Then I read Jane Porters Blog. She's not having the most wonderful time at the moment either, and when I got to the sentence where she said
“I’ve done my best,” I said. “I’ve given you everything. I don’t know how to be less, or do anything different.”
I burst into tears. She's referring to her publisher here, but for me, it could have been how I feel about my kids right now. I just don't know how to make everyone better and happy. I don't know what else to try.
Sigh.
So anyway, after much cajoling (mostly on hubbys part) the kids are finally asleep and I plug myself into iTunes and get down to finishing Chapter 3 of the Bunker. Then, all of a sudden Hubby calls me, and I follow him outside and there, like a silver ghost is Eddie.
"Eddie" I shriek and the poor animal takes off over the fence in terror.
SIGH.
He reappears a few minutes later. He's fine. Much, much thinner but in good condition. So we think he must have been trapped in someones shed or similar, as the weather has been horrible and he definitely hadn't been outside for five days, and he must have had access to water as he wasn't thirsty, just hungry.

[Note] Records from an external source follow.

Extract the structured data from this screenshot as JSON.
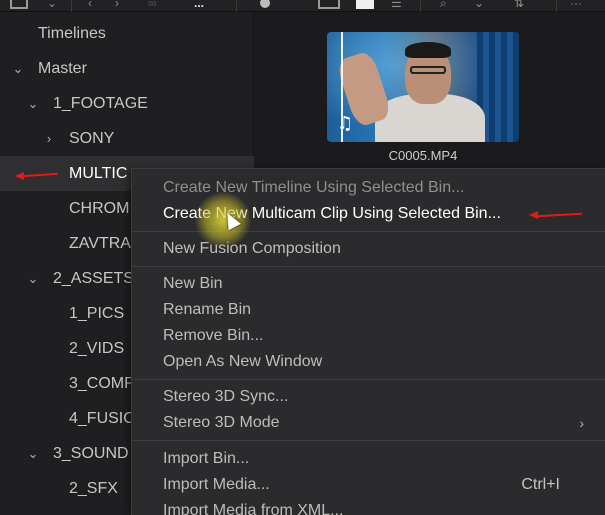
{
  "toolbar": {
    "icons": [
      "panel-layout-icon",
      "chevron-down-icon",
      "back-icon",
      "forward-icon",
      "link-icon",
      "more-icon",
      "dot-icon",
      "list-view-icon",
      "grid-view-icon",
      "metadata-view-icon",
      "search-icon",
      "sort-icon",
      "options-icon"
    ]
  },
  "sidebar": {
    "items": [
      {
        "label": "Timelines",
        "chevron": ""
      },
      {
        "label": "Master",
        "chevron": "⌄"
      },
      {
        "label": "1_FOOTAGE",
        "chevron": "⌄"
      },
      {
        "label": "SONY",
        "chevron": "›"
      },
      {
        "label": "MULTIC",
        "chevron": ""
      },
      {
        "label": "CHROM",
        "chevron": ""
      },
      {
        "label": "ZAVTRA",
        "chevron": ""
      },
      {
        "label": "2_ASSETS",
        "chevron": "⌄"
      },
      {
        "label": "1_PICS",
        "chevron": ""
      },
      {
        "label": "2_VIDS",
        "chevron": ""
      },
      {
        "label": "3_COMP",
        "chevron": ""
      },
      {
        "label": "4_FUSIO",
        "chevron": ""
      },
      {
        "label": "3_SOUND",
        "chevron": "⌄"
      },
      {
        "label": "2_SFX",
        "chevron": ""
      },
      {
        "label": "",
        "chevron": ""
      }
    ]
  },
  "media_pool": {
    "clip_name": "C0005.MP4",
    "clip_icon": "♫"
  },
  "context_menu": {
    "items": [
      {
        "label": "Create New Timeline Using Selected Bin...",
        "shortcut": "",
        "submenu": ""
      },
      {
        "label": "Create New Multicam Clip Using Selected Bin...",
        "shortcut": "",
        "submenu": ""
      },
      {
        "label": "New Fusion Composition",
        "shortcut": "",
        "submenu": ""
      },
      {
        "label": "New Bin",
        "shortcut": "",
        "submenu": ""
      },
      {
        "label": "Rename Bin",
        "shortcut": "",
        "submenu": ""
      },
      {
        "label": "Remove Bin...",
        "shortcut": "",
        "submenu": ""
      },
      {
        "label": "Open As New Window",
        "shortcut": "",
        "submenu": ""
      },
      {
        "label": "Stereo 3D Sync...",
        "shortcut": "",
        "submenu": ""
      },
      {
        "label": "Stereo 3D Mode",
        "shortcut": "",
        "submenu": "›"
      },
      {
        "label": "Import Bin...",
        "shortcut": "",
        "submenu": ""
      },
      {
        "label": "Import Media...",
        "shortcut": "Ctrl+I",
        "submenu": ""
      },
      {
        "label": "Import Media from XML...",
        "shortcut": "",
        "submenu": ""
      }
    ]
  },
  "colors": {
    "annotation_arrow": "#e21a1a",
    "cursor_highlight": "#e6dc3c"
  }
}
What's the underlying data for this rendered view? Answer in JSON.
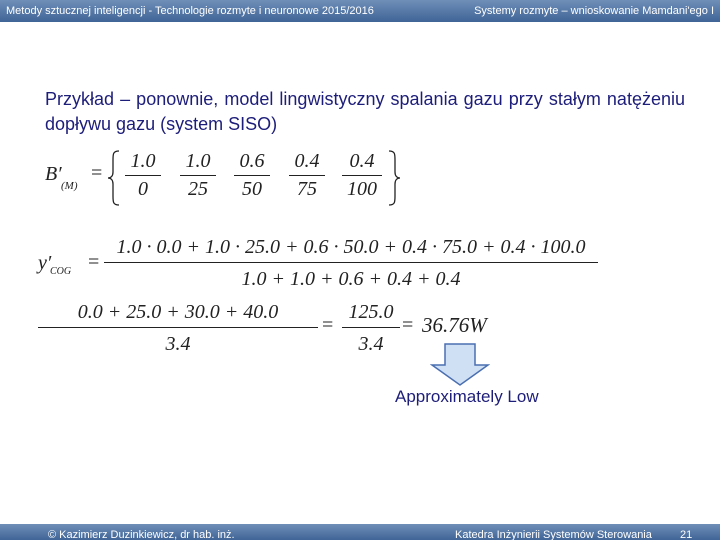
{
  "header": {
    "left": "Metody sztucznej inteligencji - Technologie rozmyte i neuronowe 2015/2016",
    "right": "Systemy rozmyte – wnioskowanie Mamdani'ego I"
  },
  "slide": {
    "paragraph": "Przykład – ponownie, model lingwistyczny spalania gazu przy stałym natężeniu dopływu gazu (system SISO)"
  },
  "set_def": {
    "label": "B′",
    "subscript": "(M)",
    "equals": "=",
    "fractions": [
      {
        "num": "1.0",
        "den": "0"
      },
      {
        "num": "1.0",
        "den": "25"
      },
      {
        "num": "0.6",
        "den": "50"
      },
      {
        "num": "0.4",
        "den": "75"
      },
      {
        "num": "0.4",
        "den": "100"
      }
    ]
  },
  "cog": {
    "label": "y′",
    "subscript": "COG",
    "equals": "=",
    "numerator": "1.0 · 0.0 + 1.0 · 25.0 + 0.6 · 50.0 + 0.4 · 75.0 + 0.4 · 100.0",
    "denominator": "1.0 + 1.0 + 0.6 + 0.4 + 0.4"
  },
  "second_line": {
    "frac1_num": "0.0 + 25.0 + 30.0 + 40.0",
    "frac1_den": "3.4",
    "equals1": "=",
    "frac2_num": "125.0",
    "frac2_den": "3.4",
    "equals2": "=",
    "result": "36.76W"
  },
  "result_label": "Approximately Low",
  "footer": {
    "left": "© Kazimierz Duzinkiewicz, dr hab. inż.",
    "right": "Katedra Inżynierii Systemów Sterowania",
    "page": "21"
  },
  "colors": {
    "header_bg": "#4f72a3",
    "text": "#1d1d7a",
    "arrow_fill": "#cfe0f5",
    "arrow_stroke": "#4a6fb0"
  }
}
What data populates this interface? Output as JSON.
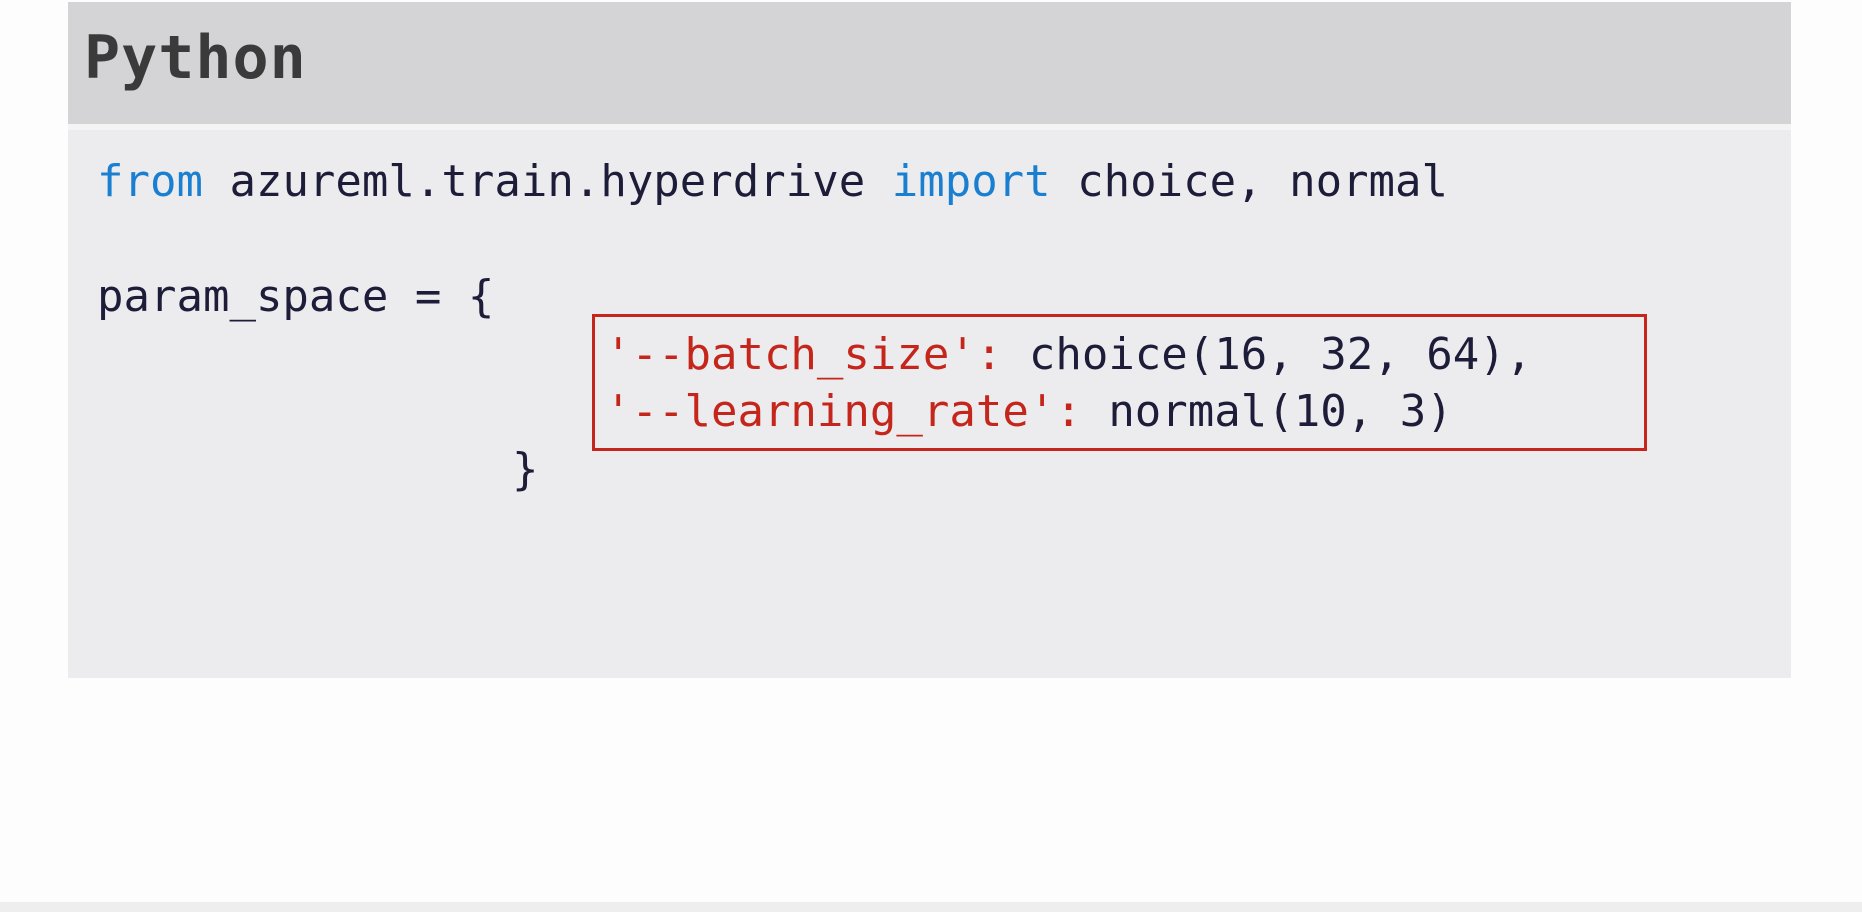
{
  "header": {
    "title": "Python"
  },
  "code": {
    "line1": {
      "kw_from": "from",
      "module": " azureml.train.hyperdrive ",
      "kw_import": "import",
      "names": " choice, normal"
    },
    "line2": {
      "text": "param_space = {"
    },
    "line3": {
      "key": "'--batch_size':",
      "value": " choice(16, 32, 64),"
    },
    "line4": {
      "key": "'--learning_rate':",
      "value": " normal(10, 3)"
    },
    "line5": {
      "text": "}"
    }
  },
  "colors": {
    "keyword": "#1a7fd1",
    "string": "#c4261b",
    "text": "#1d1d3a",
    "highlight_border": "#c4261b",
    "header_bg": "#d4d3d6",
    "code_bg": "#ececee"
  }
}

I'm walking on air. Can't describe the joy. My prodigal pussycat has returned. Yes, am so overwhelmed am getting biblical.
I was however plunged rapidly back to earth.
Took Ella out for a walk, and as I'm powering along oblivious to anything except my iPod a dark shape streaks towards us. Its a Blue Heeler and it went, teeth bared, straight for poor Ella. I didn't actually think how to react. I just started shrieking 'get away, get away,' at the top of my voice and kicking the dog whenever it got near Ella. Its very portly owner came sprinting up the road yelling "Don't worry, I'm coming, I'm coming..." The dog had a lead on and from the looks of it, it'd just made a break when it saw Ella and the owner accidentally let it go. It took him a few seconds, but he grabbed his dog and then Ella and I made a run for it.
No damage done to me or her.
But still. It seems that all my small creatures, dogs, cats and children, are in turmoil. Lost, then returned, endlessly screaming in frustrated rage, and nearly savaged. You can understand when I wonder what on earth the universe is trying to tell me.